THE National Social Security Authority (NSSA) has been ordered to pay the US$22 million plus interest to Housing Corporation Zimbabwe (HCZ) following a botched deal after the High Court threw out an attempt by the authority to stop the registration of an arbitration award with the court.
HCZ is a local real estate development company, which won the compensation in arbitration. The High Court found that NSSA had failed to show that the arbitrator, a senior legal practitioner, had erred in fact or law, and had failed to show in a second test that the award was against public policy.
The court also noted that NSSA had sent a relatively junior officer to the arbitration hearing who was unable to comment on several aspects of the deal and was thus forced to make concessions.
The company has been mentioned in the NSSA forensic audit report in a botched housing project involving more than US$300 million.
HCZ was formed in July 2017 by Mr Adam Molai and Mr Stephen Duggan, a few days before it signed a housing contract with NSSA to build 8 000 houses in Caledonia, Harare, with a unit cost of US$8 000, which translates to US$304 million for the whole project.
Former NSSA general manager Elizabeth Chitiga signed the contract on behalf of NSSA, while Mr Duggan signed for HCZ. The agreement provided that the houses were going to be built on land for which HCZ had secured title deeds.
The company was a week old when it was awarded the multi-million-dollar construction project.
Chitiga is now before the courts facing allegations of swindling the NSSA’s pension fund of $31 million in another housing project scam.
HCZ successfully sued NSSA for repudiation of contract before an independent arbitrator, Mr Peter Carnegie Lloyd, who ruled in favour of HCZ.
When HCZ approached the High Court to register the arbitration award, NSSA contested this, arguing that the award was irregular, as it held NSSA liable to damages that were not part of the contract.

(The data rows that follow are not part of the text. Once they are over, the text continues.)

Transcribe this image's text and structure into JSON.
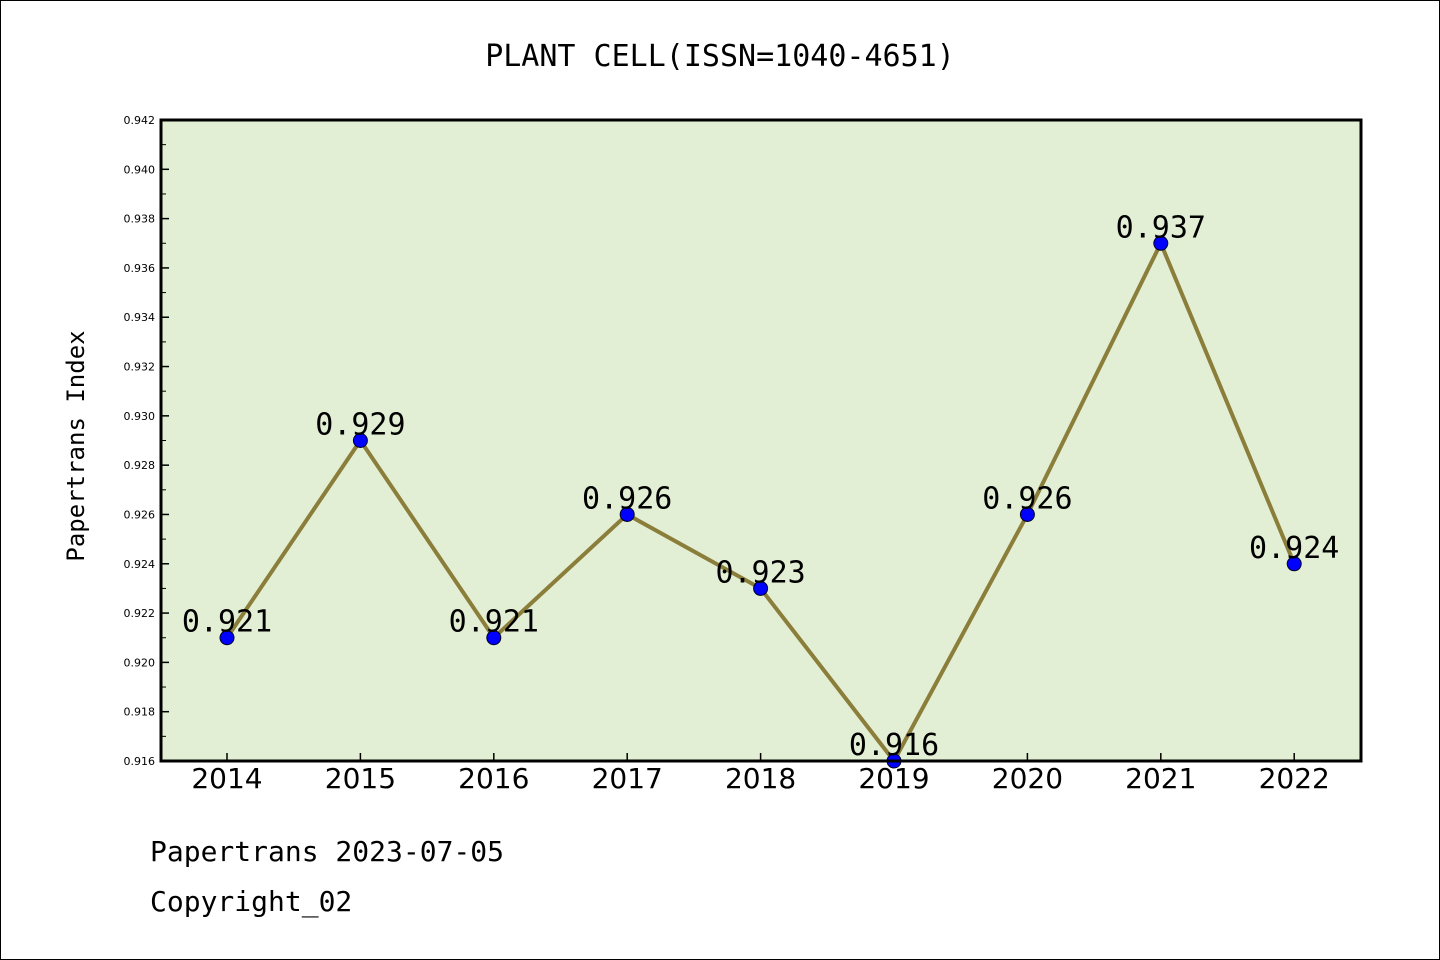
{
  "chart_data": {
    "type": "line",
    "title": "PLANT CELL(ISSN=1040-4651)",
    "xlabel": "",
    "ylabel": "Papertrans Index",
    "categories": [
      "2014",
      "2015",
      "2016",
      "2017",
      "2018",
      "2019",
      "2020",
      "2021",
      "2022"
    ],
    "values": [
      0.921,
      0.929,
      0.921,
      0.926,
      0.923,
      0.916,
      0.926,
      0.937,
      0.924
    ],
    "data_labels": [
      "0.921",
      "0.929",
      "0.921",
      "0.926",
      "0.923",
      "0.916",
      "0.926",
      "0.937",
      "0.924"
    ],
    "ylim": [
      0.916,
      0.942
    ],
    "yticks": [
      "0.916",
      "0.918",
      "0.920",
      "0.922",
      "0.924",
      "0.926",
      "0.928",
      "0.930",
      "0.932",
      "0.934",
      "0.936",
      "0.938",
      "0.940",
      "0.942"
    ],
    "grid": false,
    "colors": {
      "plot_background": "#e2efd4",
      "line": "#8b7d3a",
      "marker": "#0000ff"
    }
  },
  "footer": {
    "line1": "Papertrans 2023-07-05",
    "line2": "Copyright_02"
  }
}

It said the arbitrator was re-writing a contract on behalf of HCZ since the deal had deliberately excluded claims for consequential damages or indirect loss; yet the arbitrator in violation of the terms of the agreement awarded damages for loss of profit.
Through its lawyers, NSSA further argued that HCZ’s claim was ill-conceived and the resultant awarding of damages was a gross abrogation of public policy.
But in his response, Adv Daniel Tivadar instructed by Ms Rose Zigomo of Zigomo Legal Practitioners, arguing the matter for HCZ, told the court that the arbitrator correctly found NSSA to have breached the agreement.
He also argued that NSSA conceded during the hearing before the arbitrator when it acknowledged that no documentation complying with certain clauses of the agreement existed.
After hearing submission from both parties’ legal counsel, Justice Paul Musithu dismissed NSSA’s attempt to set aside the award. He allowed the registration of the arbitral award as the order of the (High) court.
“Applicant (NSSA) shall pay to the first respondent (HCZ) the sum of $22 000 000, together with interest thereon at the prescribed rated of 5 percent per annum from 22 February 2019 to date of full payment,” he said.
Justice Musithu found that NSSA had serious challenges in proving its case, as the legal and factual findings by the arbitrator were not demonstrably wrong. This, he said, was because the arbitrator confined himself to the facts, issues and the law as submitted by the parties.
“The record of proceedings betrays serious deficiencies in NSSA’s evidence at the arbitration stage,” said Justice Musithu.
“It is replete with concessions by applicant’s sole witness.
“This was, justifiably so, seeing as the sole witness was constrained from commenting on certain key aspects of the dispute, because such matters were consigned to a junior officer who had his own limitations, is a source of bewilderment and it just serves to illustrate the phlegmatic manner in which the applicant approached the matter.”
In the end, it was the judge’s finding that NSSA failed to demonstrate that the award was against public policy, or let alone show that the reasoning and conclusions of the arbitrator were wrong in fact or in law.
“The complaints relied upon do not meet the threshold for the setting aside of an award on public policy,” said Justice Musithu.